Partial (or complete) flag varieties as GIT quotients of affine spaces I am looking for presentations of partial or complete flag varieties as GIT quotients of affine varieties spaces.  That is, for a choice of of dimensions $0=d_1<d_2<\dots<d_k = n$, I would like to find examples of an affine variety space $V/\mathbb{C}$, a reductive group G acting on V, and a linearization $L$ such that the GIT quotient $V//G$ is equal to the flag variety $Fl(d_1,d_2,\dots,d_k)$.

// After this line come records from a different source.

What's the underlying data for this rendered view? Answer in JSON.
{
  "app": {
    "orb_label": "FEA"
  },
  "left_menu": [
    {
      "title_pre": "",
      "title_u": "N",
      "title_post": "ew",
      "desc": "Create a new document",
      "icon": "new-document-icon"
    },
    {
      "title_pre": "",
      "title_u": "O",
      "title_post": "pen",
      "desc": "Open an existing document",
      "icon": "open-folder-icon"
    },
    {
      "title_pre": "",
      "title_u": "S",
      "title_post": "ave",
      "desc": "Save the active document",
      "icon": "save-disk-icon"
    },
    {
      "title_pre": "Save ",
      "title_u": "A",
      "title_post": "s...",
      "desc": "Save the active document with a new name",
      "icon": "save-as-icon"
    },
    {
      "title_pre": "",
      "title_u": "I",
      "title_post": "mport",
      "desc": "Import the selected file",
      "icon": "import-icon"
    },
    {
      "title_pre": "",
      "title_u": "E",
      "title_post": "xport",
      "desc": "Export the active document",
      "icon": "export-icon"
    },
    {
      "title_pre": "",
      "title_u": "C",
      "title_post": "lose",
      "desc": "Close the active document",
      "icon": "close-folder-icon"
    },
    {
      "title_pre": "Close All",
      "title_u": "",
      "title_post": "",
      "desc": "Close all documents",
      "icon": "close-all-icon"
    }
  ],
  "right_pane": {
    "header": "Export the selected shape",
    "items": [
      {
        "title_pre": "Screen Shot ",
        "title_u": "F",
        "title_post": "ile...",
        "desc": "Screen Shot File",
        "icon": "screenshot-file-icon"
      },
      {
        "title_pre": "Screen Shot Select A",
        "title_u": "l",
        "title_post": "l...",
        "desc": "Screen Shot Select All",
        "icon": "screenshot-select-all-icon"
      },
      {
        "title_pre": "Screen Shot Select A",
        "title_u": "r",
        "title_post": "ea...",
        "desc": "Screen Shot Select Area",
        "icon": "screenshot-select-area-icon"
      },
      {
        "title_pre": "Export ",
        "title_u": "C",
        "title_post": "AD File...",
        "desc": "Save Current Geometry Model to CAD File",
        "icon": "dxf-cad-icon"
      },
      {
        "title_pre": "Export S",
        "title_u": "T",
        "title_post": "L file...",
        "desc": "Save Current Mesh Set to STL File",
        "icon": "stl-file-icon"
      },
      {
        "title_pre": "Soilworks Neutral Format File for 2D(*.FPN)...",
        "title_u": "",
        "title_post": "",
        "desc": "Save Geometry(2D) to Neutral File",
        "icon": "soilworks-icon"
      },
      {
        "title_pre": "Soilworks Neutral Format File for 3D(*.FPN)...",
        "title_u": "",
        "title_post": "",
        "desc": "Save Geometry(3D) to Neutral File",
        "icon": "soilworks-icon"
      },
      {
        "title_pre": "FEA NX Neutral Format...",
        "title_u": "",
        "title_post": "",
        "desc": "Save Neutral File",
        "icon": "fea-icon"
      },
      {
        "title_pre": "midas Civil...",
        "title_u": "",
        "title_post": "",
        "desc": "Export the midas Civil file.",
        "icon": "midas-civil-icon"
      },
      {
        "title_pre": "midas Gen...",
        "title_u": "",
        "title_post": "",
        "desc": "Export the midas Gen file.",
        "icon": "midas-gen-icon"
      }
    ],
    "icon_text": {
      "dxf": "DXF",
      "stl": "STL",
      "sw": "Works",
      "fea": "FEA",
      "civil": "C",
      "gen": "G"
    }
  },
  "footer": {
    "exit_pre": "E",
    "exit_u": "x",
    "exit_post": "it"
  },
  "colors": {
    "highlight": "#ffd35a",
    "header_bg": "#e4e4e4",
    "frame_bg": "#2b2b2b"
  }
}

Of course $\mathbb{P}^{n-1}$ is an easy example for $Fl(1,n)$, where $V = \mathbb{C}^{n}$ and $G = \mathbb{C}^{\times}$. And the Grassmannian $Fl(k,n) = Gr(k, {n})$ can be constructed as a GIT quotient of the vector space $M_{k,{n}}$ of $k\times n$ matrices $Gr(k, {n}) = M_{k,{n}}//GL(k)$, where $GL(k)$ acts as matrix multiplication on the left.  
Are there constructions that work for more general choices of $d_i$? Does anyone know of any other examples or have recommendations of where I might look for them?
 A: Short answer: Every spherical variety is a Mori Dream Space.
Longer answer: Every projective variety is a "GIT quotient", but the most obvious construction is probably unenlightening.  Let $X$ be a projective variety embedded in $\mathbb{P}^n$.  Let $V$ be the affine cone over $X$ with the natural action of $G=\mathbb{G}_m$.  Then $V$ is a $G$-invariant, Zariski closed subset of the affine space $\mathbb{A}^{n+1}$ that has the "standard" linear representation of $G$ (by scaling), and the GIT quotient $V//G$ is $X$.
However, the construction above depends on the choice of a projective embedding, or at least of an ample invertible sheaf, so it is not canonical.  There is a class of projective varieties that are canonically GIT quotients, namely the Mori Dream Spaces first studied by Hu and Keel.  Every flag variety, and indeed every projective variety homogeneous under a linear algebraic group, is a Mori Dream Space.  In fact, there is a class of varieties that contains both projective homogeneous varieties and toric varieties (another large class of Mori Dream Spaces), namely "spherical varieties".  Every spherical variety is a Mori Dream Space.
Edit.  The OP clarified that he wants $V$ to be an affine space, not an affine variety.  For most Mori Dream Spaces, $V$ is not an affine space (for toric varieties, $V$ is an affine space, as follows from the theory of the Cox ring).
A: If you're willing to quotient by a nonreductive group, then $M_n//B$ will get you the $GL(n)$ flag manifold. (People are usually afraid to do so, worrying that the ring of invariants won't be Noetherian, but this one is.)
That flag manifold is also available reductively. Let $V_0,V_1\ldots,V_n$ be a list of vector spaces with those dimensions, and let $Hom := \prod_{i=1}^n Hom(V_{i-1},V_i)$. If we quotient this by $GL(V_1)\times \cdots \times GL(V_{n-1})$, it forgets the actual maps and only remembers the images inside $V_n$, so the result is (or to be precise, can be chosen to be) the manifold of flags in $V_n$. I forget whom this is due to, but it's pretty old.
You can get some of this to work for symplectic and orthogonal groups, using the $O(V) \times Sp(W)$  action on $V\otimes W$; the reference I know is [Lerman-Montgomery-Sjamaar].